What Are Diagnostic Injections?
If you struggle with acute or chronic pain, diagnostic injections are pain management procedures that can help target the source of your symptoms. X-rays, MRIs and CAT scans are excellent imaging procedures that can detect many different disorders, but they do not show the location of where the pain radiates from.
Diagnostic injections of the spine and joints, on the other hand, not only control pain, but they can be used as a diagnostic tool to locate the source of the pain. Many times a pain management injection is used in conjunction with an MRI or CAT exam.
Injections typically offer six to twelve hours of relief from painful symptoms.

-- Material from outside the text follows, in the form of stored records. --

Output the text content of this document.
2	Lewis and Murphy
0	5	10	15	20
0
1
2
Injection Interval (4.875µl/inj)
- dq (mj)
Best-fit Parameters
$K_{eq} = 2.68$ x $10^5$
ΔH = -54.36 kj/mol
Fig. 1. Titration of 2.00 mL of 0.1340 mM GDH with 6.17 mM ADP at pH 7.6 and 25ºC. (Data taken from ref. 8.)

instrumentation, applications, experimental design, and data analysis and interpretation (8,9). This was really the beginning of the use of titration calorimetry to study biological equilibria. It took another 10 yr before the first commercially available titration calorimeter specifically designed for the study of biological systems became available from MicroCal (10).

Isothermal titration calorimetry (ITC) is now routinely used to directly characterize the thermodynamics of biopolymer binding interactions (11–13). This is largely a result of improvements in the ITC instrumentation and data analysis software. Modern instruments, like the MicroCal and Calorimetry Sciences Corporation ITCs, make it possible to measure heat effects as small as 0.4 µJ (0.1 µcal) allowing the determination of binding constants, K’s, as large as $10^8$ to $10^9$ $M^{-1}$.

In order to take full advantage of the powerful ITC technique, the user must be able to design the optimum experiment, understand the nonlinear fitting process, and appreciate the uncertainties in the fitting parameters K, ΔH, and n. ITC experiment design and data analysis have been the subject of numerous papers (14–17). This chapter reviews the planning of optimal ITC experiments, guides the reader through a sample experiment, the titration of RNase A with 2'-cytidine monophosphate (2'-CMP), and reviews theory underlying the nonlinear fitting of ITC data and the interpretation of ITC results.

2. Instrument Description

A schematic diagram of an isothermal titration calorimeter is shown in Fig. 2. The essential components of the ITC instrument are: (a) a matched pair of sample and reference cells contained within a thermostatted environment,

This is used as a diagnostic result. Your doctor will choose the type of diagnostic injection based on your individual medical history, physical examination and other findings and tests.
The radiologists at Envision Radiology specialize in pain management procedures as well as diagnostic injections. They also have advanced training in musculoskeletal and neuroimaging to ensure your pain injection is safe and accurate.
Uses for Injections
For those living with chronic or acute pain, finding relief can be difficult. Diagnostic injections can offer short-term relief but as well as help your physician come up with a diagnosis and a long-term course of treatment to help you cope with your pain.
What makes diagnostic injections different is that pain relief is used in conjunction with advanced imaging technology to address the source of your pain.
Some of the conditions most commonly managed using these procedures include:
- Joint, shoulder, wrist and hip pain
- Chronic headaches
- Mouth or face pain
- Muscle and bone pain
- Neck pain
What to Expect During the Procedure
Before you undergo a diagnostic injection, you may be asked to abstain from certain medications a few days or hours before the procedure. When you arrive at the imaging center on the day of the procedure, the technologist will ask you some questions. You may then be asked to change into a hospital gown.
Diagnostic injections are performed while you are awake so that you can respond to questions during the procedure. However, you may be given some medication to help you relax. The procedure is done in a sterile setting.
Before you receive the injection, your skin will be cleaned and draped, and numbing medication will be administered into and around the procedure site. Fluoroscopy will be used during the procedure to guide the injection needle to the proper position.
Diagnostic injections commonly used include:
- Anesthetics
- Steroids
- Antibiotics
The main goal of performing a diagnostic injection is to replicate the uncomfortable symptoms you typically feel. This will help us identify the cause of your pain.